Unfortunately this would only apply to one-on-one low latency video chats. For streaming to an audience, which generally uses a distribution network between the user and the video source to help handle load and geographical distribution, the CDN itself has no influence on video encoding. The CDN would need to jump in and do this back-and-forth negotiation and delivery of lower quality frames, which it is not currently suited for. I'd love to see it come about, but it's not just the codecs we need to look at for adoption beyond point-to-point video calls.
The other major limitation is that forking the encoder state significantly inflates the number of reference buffers you need to keep, which greatly increases memory requirements. That's not much of an issue for software, but it can be a significant problem for hardware (a lot of real-time interactive encoding is still done purely in software, however).
Barely related to this, but looking at the results (section 5.2) I'm amazed at how much worse T-Mobile is for latency. AT&T and Verizon both give about 2 s of delay for Hangouts, while T-Mobile gives 7 s of delay.
The reason T-Mobile looks so bad is because the T-Mobile trace was from a 3G network with very poor conditions, while the others (AT&T and Verizon) were from LTE networks under relatively good conditions. You shouldn't compare the quality of the carriers from our results.
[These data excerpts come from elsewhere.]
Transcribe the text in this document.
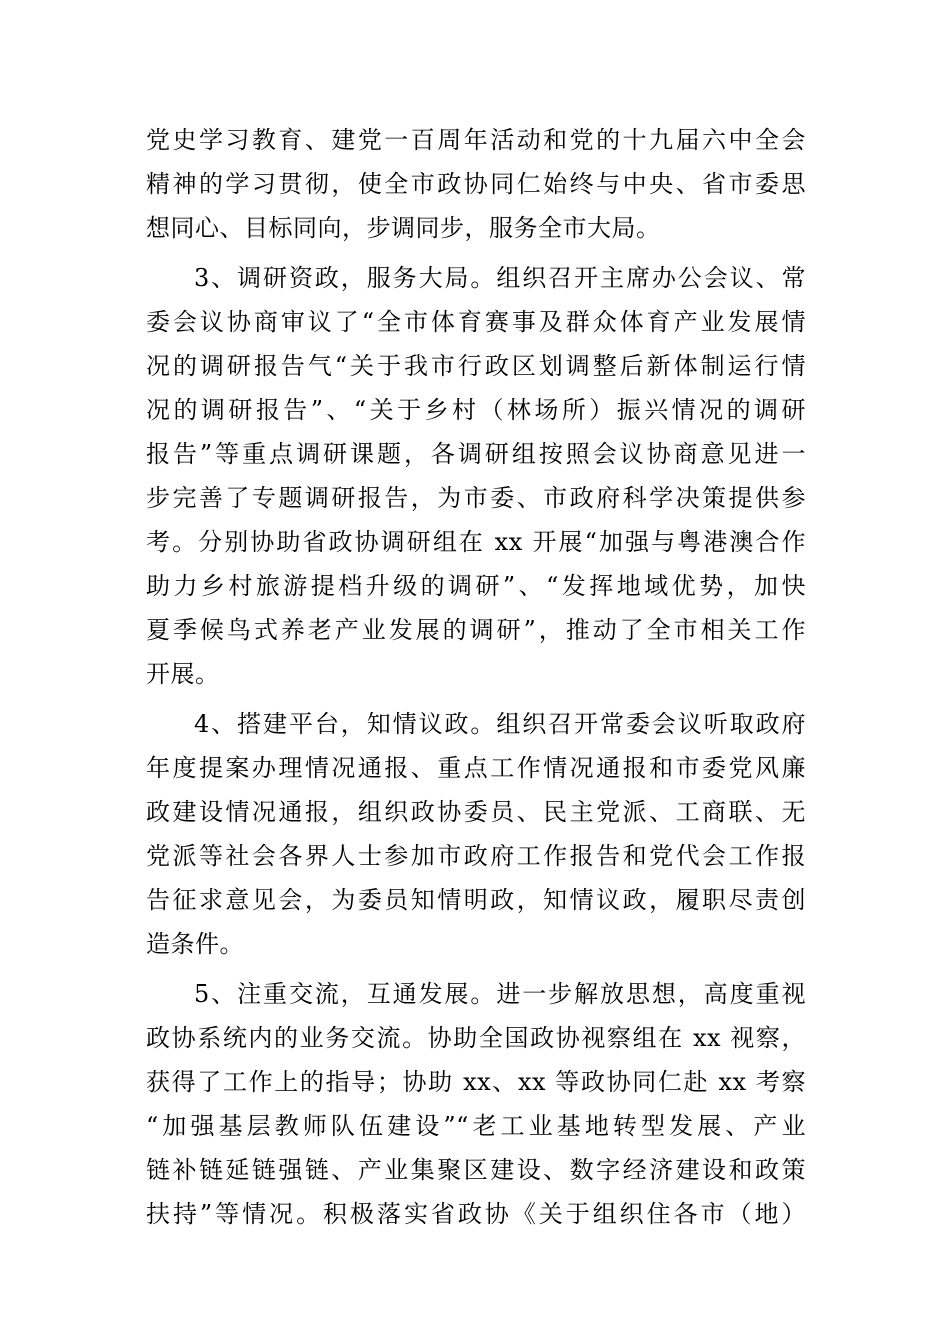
党史学习教育、建党一百周年活动和党的十九届六中全会
精神的学习贯彻，使全市政协同仁始终与中央、省市委思
想同心、目标同向，步调同步，服务全市大局。
3、调研资政，服务大局。组织召开主席办公会议、常
委会议协商审议了“全市体育赛事及群众体育产业发展情
况的调研报告气“关于我市行政区划调整后新体制运行情
况的调研报告”、“关于乡村（林场所）振兴情况的调研
报告”等重点调研课题，各调研组按照会议协商意见进一
步完善了专题调研报告，为市委、市政府科学决策提供参
考。分别协助省政协调研组在 xx 开展“加强与粤港澳合作
助力乡村旅游提档升级的调研”、“发挥地域优势，加快
夏季候鸟式养老产业发展的调研”，推动了全市相关工作
开展。
4、搭建平台，知情议政。组织召开常委会议听取政府
年度提案办理情况通报、重点工作情况通报和市委党风廉
政建设情况通报，组织政协委员、民主党派、工商联、无
党派等社会各界人士参加市政府工作报告和党代会工作报
告征求意见会，为委员知情明政，知情议政，履职尽责创
造条件。
5、注重交流，互通发展。进一步解放思想，高度重视
政协系统内的业务交流。协助全国政协视察组在 xx 视察，
获得了工作上的指导；协助 xx、xx 等政协同仁赴 xx 考察
“加强基层教师队伍建设”“老工业基地转型发展、产业
链补链延链强链、产业集聚区建设、数字经济建设和政策
扶持”等情况。积极落实省政协《关于组织住各市（地）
Almost all telecom's network service will vary depending on specific location. Instead of X has better latency than Y, the correct conclusion should be that X has better network _in this particular location_ than Y.
Kudos for making things accessible. However, joint source-channel coding is not news, especially at the level of scalable video coding (probably 20-year-old research by this point). In academia this isn't as exciting as it sounds to industry.
In a completely different way (i.e. DASH). SVC came out with bad timing, as the move towards HTTP video was gaining momentum. Also, around 2008(?) or so when the spec was finalized, there was no HW encoding support, so it was pretty unusable in practice.
The idea of using layers, though, is much older (I remember reading papers about this already back in 2001 or so)
Shows you the difference in opportunities for a smart kid in Bumblefuck vs. a smart kid living in a $5 million house in Silicon Valley and having transportation to Stanford.
I always laugh (while secretly crying) about the stories from high school people write on here. Seems like everybody is going to top-tier _tech high schools_, meanwhile the most computer science I got was being taught Turing by a gym teacher.
she's an intern there. I don't see her as a git contributor but she is knowledgeable in physics and math so I'm assuming she helped out with the paper.